The scandal of democracy has always been that there is no principle justifying the actions of governments on the basis of human collectivity. “The term democracy, then, does not strictly speaking designate either a form of society or a form of government” (52). All societies are in essence oligarchical. Representational government is simply another form of oligarchy, designating certain people as entitled to rule others in the name of those others. Against this, democracy, Rancière argues, far from being a form of privatization of the kind bemoaned by those who criticize consumer society, is exactly the opposite: the attempt to expand the public realm. Historically, this has meant two things: to extend equality to marginalized subjects and to extend the public character to spaces thought the private domain of the rich. Democracy always involves a reconfiguration of the boundaries of the private and public, the universal and particular. It is precisely the role of governments to turn the democratic struggle to expand the public realm, the realm in which all participate, back into a private realm. They do this in part through an attempt to pacify people, and this pacification in turn is then used as a justification for not trusting people to participate in the public creation of their lives.

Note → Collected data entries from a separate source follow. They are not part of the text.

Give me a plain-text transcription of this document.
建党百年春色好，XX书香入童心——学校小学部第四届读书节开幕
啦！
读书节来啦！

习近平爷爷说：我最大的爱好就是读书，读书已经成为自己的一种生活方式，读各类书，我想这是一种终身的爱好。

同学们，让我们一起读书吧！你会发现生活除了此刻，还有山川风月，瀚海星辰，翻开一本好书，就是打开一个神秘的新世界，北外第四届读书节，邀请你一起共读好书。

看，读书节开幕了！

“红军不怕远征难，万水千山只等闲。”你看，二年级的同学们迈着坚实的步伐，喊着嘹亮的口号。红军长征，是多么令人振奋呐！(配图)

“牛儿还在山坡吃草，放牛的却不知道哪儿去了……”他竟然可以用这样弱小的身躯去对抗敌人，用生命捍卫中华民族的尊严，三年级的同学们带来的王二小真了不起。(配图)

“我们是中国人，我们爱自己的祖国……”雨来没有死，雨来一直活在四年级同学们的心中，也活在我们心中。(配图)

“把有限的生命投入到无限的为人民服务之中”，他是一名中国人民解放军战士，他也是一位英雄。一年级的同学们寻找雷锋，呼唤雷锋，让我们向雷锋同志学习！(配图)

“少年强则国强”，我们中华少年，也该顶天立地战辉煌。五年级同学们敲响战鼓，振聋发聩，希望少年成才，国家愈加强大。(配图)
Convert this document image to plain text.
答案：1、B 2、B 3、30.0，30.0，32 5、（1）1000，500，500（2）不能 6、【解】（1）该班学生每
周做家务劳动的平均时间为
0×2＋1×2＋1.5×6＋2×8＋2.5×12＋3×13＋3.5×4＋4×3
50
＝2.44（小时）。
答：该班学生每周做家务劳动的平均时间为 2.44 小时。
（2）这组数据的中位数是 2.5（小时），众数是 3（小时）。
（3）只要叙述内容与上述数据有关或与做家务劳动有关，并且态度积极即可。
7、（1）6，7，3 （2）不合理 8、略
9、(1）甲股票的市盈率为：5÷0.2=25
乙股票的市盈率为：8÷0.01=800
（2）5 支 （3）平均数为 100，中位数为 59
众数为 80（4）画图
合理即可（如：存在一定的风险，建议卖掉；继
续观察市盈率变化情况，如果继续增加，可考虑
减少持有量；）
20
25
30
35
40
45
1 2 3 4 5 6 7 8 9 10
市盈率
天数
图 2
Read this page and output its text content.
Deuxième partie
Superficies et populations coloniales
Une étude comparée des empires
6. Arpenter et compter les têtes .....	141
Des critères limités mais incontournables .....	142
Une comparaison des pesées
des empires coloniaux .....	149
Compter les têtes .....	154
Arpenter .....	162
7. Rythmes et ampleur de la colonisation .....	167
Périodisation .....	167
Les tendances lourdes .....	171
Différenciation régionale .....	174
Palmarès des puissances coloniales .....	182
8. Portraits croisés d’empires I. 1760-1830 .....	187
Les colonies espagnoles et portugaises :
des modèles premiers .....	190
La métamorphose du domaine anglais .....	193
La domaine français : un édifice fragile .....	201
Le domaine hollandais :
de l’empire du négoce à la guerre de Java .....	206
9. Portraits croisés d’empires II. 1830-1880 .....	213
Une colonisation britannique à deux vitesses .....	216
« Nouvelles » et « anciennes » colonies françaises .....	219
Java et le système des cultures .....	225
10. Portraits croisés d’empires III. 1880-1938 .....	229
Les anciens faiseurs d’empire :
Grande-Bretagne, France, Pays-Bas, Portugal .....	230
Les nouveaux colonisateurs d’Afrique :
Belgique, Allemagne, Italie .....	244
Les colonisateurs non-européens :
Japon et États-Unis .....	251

Rancière ends his critique on a sober but hopeful note. He writes, “egalitarian society is only ever the set of egalitarian relations that are traced here and now through singular and precarious acts. Democracy…is not borne along by any historical necessity and does not bear any…But among those who know how to share with anybody and everybody the equal power of intelligence, it can conversely inspire courage, and hence joy” (96-97).

In many of his writings, Rancière engages theoretical reflection with contemporary issues. Hatred of Democracy is inflected more toward the latter than the former. In it, he is engaged with a particular resistance to democracy, a resistance that comes from European elites but in which we can equally see the hand of American elites, from technocrats of a neoliberal stripe to fundamentalist Christians bemoaning the decline of American culture. The common theme that binds them is a denigration of those who would be the subject of politics, and the common goal is to remove power from their hands. Although oriented toward these topical issues, Rancière’s larger political view, alongside his passion for equality, remains intact. For Rancière, it has always been the case that a democratic politics lies in collective action that emerges from the presupposition of equality. In this text, he openly aligns that politics with the term anarchism and allows the historical resonance of that term to be heard behind the specific analyses he provides.